White House Contenders Make Play for Support From New Democrats
Recognizing that a successful 2004 presidential challenge requires support from the middle, Senate Democrats desiring the privilege of squaring off against President Bush sought support from an influential group of House moderates Wednesday.
Sen. Bob Graham (D-Fla.) set the tone for the meetings when he told the New Democratic Coalition, which numbers 74 members, that “George Bush is vulnerable in 2004.”
“His economic plan is unlikely to stimulate the economy, will increase the debt and is unfair to the American people,” the not-yet-declared candidate said afterward.
And so it went as Sens. John Kerry (Mass.), Joe Lieberman (Conn.) and John Edwards (N.C.) paraded in at half-hour intervals, each telling the House Members why he and he alone could topple the popular president.
Noticeably absent from the gathering were Rep. Richard Gephadt (Mo.) and former Vermont Gov. Howard Dean, both of whom were invited but unable to attend. According to a spokeswoman, Gephardt had a “prior engagement” out of town.
All of the candidates will be invited back for a second session in which each will be allotted an hour with the group.
“I’m a charter New Democrat,” Lieberman said, playing up his ties to the group. “I feel very strongly that I can win in ’04 and that we will only be victorious with a New Democrat who is strong on security issues, has strong values and is willing to separate from his party when necessary.”

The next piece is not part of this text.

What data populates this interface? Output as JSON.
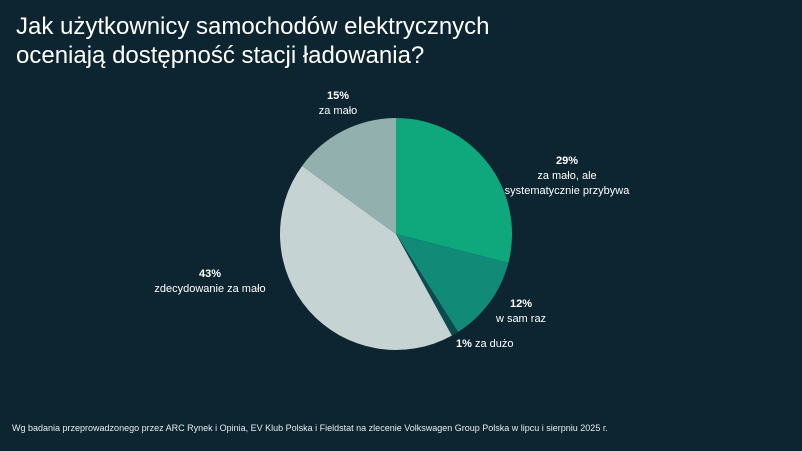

And while the rhetoric behind the closed-doors was undoubtedly high, House participants were reluctant to commit to a candidate.
Going into the meeting, Rep. Jim Moran (Va.) told Lieberman: “I was just saying nice things about you.”
To which Lieberman responded: “Keep talking!”
But on the way out, despite professing his personal fondness for former Vice President Al Gore’s 2000 running mate, Moran would not line up behind him just yet, saying he is not ready to adopt the Senator’s hawkish views on Iraq.
As Edwards, the last and youngest candidate to make his pitch to the New Democrats, left the meeting, he said he told his colleagues “how I plan to win and beat George Bush.”
Of course, he must beat at least five other Democrats — and counting — before he gets that chance.